There is a real threat out there, and at first, I thought it was something supernatural or a creature behind my dark windows. It was also in the blood red sky of the constant fires, it was in the angry voices arguing for my death, and it was in the fear and longing in the eyes of my fellow citizens.

I was asked once if my work was a hybrid between documentary and fiction, and this question used to be an easy one, of course it is. But I was reluctant to explain how or why, so I denied this to my work, I said it wasn’t. But I’ve been entangling these modes of fiction and non-fiction since I first picked up a camera and started shooting. My intention is to let go of those reductive constructs with my next feature-film: This Has Already Happened, a fictional expression of a truthful event. 

The film is treated holistically but shot chaotically. I wanted to create a disrupted space, and then enter this other zone, like time as sculpture, and the screen traveling through it.

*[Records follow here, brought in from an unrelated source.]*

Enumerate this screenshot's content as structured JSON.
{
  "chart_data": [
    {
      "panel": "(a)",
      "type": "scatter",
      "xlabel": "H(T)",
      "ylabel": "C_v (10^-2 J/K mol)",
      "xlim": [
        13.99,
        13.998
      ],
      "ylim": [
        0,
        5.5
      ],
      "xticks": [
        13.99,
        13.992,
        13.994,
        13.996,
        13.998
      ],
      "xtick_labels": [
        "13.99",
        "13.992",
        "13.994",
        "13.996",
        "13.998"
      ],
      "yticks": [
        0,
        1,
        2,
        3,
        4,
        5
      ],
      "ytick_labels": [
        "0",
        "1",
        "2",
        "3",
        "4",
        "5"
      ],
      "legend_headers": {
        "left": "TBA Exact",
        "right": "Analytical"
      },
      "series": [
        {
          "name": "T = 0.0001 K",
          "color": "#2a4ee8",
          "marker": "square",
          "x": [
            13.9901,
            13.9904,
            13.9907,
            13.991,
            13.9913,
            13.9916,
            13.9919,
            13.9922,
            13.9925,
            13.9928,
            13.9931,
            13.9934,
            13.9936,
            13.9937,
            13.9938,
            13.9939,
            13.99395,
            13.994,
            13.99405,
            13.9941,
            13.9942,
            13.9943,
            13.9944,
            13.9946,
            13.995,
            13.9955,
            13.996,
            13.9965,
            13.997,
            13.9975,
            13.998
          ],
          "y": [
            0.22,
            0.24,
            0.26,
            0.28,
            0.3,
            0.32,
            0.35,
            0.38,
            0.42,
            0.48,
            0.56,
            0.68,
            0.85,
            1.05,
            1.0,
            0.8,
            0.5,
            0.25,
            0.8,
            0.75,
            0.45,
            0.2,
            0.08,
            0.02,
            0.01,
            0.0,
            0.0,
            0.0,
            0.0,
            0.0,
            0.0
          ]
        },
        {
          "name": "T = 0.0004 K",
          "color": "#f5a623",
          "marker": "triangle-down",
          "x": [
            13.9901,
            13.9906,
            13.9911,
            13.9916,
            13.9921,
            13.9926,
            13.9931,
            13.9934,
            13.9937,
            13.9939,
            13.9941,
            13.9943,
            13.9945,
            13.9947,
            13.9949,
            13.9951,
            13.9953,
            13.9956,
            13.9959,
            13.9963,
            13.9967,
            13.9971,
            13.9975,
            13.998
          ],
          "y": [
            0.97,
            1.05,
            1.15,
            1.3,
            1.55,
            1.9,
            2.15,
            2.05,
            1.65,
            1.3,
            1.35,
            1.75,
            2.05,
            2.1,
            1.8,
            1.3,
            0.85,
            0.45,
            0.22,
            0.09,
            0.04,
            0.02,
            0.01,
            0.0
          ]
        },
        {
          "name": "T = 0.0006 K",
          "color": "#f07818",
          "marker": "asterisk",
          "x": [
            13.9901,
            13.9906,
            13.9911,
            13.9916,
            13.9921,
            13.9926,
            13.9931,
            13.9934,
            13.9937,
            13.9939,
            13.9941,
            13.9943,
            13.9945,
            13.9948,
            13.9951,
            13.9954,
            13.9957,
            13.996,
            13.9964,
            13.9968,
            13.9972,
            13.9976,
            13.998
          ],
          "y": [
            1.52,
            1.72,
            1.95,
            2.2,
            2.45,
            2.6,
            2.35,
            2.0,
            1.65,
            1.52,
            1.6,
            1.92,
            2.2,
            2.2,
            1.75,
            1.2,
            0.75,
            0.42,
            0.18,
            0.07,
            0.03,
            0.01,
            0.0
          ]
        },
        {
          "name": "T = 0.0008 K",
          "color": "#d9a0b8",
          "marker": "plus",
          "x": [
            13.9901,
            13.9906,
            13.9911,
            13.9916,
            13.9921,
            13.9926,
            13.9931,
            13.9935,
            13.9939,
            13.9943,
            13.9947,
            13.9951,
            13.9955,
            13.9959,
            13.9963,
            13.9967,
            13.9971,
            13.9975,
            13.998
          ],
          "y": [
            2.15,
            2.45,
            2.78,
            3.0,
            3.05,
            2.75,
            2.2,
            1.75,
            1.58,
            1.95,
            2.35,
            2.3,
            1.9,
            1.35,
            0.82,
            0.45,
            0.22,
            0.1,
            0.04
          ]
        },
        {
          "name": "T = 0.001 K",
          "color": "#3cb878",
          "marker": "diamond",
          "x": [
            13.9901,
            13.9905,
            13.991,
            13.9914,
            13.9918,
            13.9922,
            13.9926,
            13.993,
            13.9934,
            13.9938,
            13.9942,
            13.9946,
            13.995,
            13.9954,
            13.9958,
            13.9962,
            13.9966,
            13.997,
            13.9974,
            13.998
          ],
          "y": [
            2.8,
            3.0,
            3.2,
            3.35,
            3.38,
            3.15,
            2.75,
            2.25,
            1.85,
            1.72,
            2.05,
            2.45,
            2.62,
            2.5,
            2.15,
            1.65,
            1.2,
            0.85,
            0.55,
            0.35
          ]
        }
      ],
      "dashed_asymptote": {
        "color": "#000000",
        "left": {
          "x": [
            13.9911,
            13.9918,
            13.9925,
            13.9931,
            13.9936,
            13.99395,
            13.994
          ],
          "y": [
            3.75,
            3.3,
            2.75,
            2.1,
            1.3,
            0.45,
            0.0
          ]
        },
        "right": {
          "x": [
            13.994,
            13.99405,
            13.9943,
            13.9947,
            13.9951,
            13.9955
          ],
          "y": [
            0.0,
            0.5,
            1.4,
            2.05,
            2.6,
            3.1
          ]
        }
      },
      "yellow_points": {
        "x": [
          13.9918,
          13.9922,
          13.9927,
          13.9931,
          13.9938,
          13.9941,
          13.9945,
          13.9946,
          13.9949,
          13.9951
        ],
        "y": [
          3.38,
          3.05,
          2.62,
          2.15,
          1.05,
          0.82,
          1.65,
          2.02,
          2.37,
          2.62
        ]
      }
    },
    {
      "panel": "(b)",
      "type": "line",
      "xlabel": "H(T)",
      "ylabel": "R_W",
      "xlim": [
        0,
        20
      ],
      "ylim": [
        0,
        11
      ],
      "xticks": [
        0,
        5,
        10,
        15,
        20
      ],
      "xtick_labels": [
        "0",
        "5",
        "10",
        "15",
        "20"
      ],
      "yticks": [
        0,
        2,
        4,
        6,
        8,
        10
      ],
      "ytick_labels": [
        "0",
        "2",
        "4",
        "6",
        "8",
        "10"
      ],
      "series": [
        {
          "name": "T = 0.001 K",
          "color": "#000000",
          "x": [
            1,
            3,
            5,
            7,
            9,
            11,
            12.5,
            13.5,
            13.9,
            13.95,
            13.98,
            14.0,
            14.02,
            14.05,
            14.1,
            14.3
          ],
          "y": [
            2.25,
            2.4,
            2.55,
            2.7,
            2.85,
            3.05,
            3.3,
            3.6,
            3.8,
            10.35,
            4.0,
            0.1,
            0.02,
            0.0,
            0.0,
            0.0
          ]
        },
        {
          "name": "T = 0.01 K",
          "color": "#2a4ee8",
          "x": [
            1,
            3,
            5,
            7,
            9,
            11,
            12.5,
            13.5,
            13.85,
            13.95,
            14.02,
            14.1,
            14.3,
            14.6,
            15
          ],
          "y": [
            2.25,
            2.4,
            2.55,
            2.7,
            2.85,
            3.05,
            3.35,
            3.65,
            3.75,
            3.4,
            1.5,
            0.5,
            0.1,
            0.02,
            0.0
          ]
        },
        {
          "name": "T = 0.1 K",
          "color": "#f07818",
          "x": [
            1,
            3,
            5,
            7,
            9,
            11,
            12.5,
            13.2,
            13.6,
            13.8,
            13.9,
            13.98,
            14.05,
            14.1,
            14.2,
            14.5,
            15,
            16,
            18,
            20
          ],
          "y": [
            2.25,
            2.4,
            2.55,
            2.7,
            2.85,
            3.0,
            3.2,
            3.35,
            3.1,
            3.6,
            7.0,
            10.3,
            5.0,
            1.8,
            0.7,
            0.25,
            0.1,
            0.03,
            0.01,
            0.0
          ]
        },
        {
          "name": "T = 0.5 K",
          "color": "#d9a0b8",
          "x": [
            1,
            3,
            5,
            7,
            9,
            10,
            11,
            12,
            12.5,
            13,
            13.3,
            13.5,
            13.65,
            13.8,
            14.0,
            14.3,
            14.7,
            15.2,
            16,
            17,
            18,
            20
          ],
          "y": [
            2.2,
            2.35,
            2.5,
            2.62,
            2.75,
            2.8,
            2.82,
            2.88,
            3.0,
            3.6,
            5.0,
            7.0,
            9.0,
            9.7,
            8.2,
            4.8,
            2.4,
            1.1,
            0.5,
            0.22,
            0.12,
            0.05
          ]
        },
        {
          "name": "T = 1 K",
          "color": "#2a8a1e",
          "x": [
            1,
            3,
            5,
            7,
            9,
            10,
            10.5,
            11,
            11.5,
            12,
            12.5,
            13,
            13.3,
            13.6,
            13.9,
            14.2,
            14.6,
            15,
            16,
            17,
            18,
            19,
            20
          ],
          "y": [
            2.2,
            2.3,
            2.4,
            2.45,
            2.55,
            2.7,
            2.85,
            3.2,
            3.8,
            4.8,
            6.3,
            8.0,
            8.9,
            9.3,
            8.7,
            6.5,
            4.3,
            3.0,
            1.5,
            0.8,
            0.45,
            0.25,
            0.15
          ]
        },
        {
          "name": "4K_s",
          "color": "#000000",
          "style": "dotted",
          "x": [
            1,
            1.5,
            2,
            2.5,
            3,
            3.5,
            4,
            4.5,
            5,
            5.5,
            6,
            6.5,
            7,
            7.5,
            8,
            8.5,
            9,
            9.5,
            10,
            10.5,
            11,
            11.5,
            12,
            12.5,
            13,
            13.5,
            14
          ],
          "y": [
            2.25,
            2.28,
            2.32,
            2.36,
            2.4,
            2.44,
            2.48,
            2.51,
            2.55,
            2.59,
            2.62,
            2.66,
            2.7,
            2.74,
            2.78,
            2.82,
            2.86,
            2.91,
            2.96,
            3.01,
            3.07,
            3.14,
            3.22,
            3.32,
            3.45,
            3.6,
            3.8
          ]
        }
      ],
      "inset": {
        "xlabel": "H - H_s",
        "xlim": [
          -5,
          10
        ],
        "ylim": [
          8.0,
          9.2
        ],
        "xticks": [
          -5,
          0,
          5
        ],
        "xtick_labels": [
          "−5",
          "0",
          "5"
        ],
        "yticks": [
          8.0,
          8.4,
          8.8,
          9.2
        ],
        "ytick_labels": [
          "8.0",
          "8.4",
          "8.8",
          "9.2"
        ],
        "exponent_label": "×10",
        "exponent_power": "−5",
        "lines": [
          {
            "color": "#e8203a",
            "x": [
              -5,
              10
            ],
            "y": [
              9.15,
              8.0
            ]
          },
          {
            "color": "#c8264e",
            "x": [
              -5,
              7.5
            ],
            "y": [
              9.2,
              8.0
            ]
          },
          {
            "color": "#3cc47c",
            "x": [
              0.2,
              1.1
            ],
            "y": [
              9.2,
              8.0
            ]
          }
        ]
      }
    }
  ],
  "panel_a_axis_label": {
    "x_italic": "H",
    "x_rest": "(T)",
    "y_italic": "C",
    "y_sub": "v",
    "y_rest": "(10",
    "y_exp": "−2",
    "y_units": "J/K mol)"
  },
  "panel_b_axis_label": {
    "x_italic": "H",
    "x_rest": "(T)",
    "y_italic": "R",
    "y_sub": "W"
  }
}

These past few years have brought new pleasures in making cinema. I slowed it all down. Reality and existence are still baffling, at times unbearable, but also tranquil if I give in to a particular frequency without sinking. It’s not supernatural, it is just natural. There is a profound feeling in the dark tones of the melancholic skies, and in those moments when pinned in that stillness, I am reminded of my own mortality, and a place where there is no middle, beginning or end.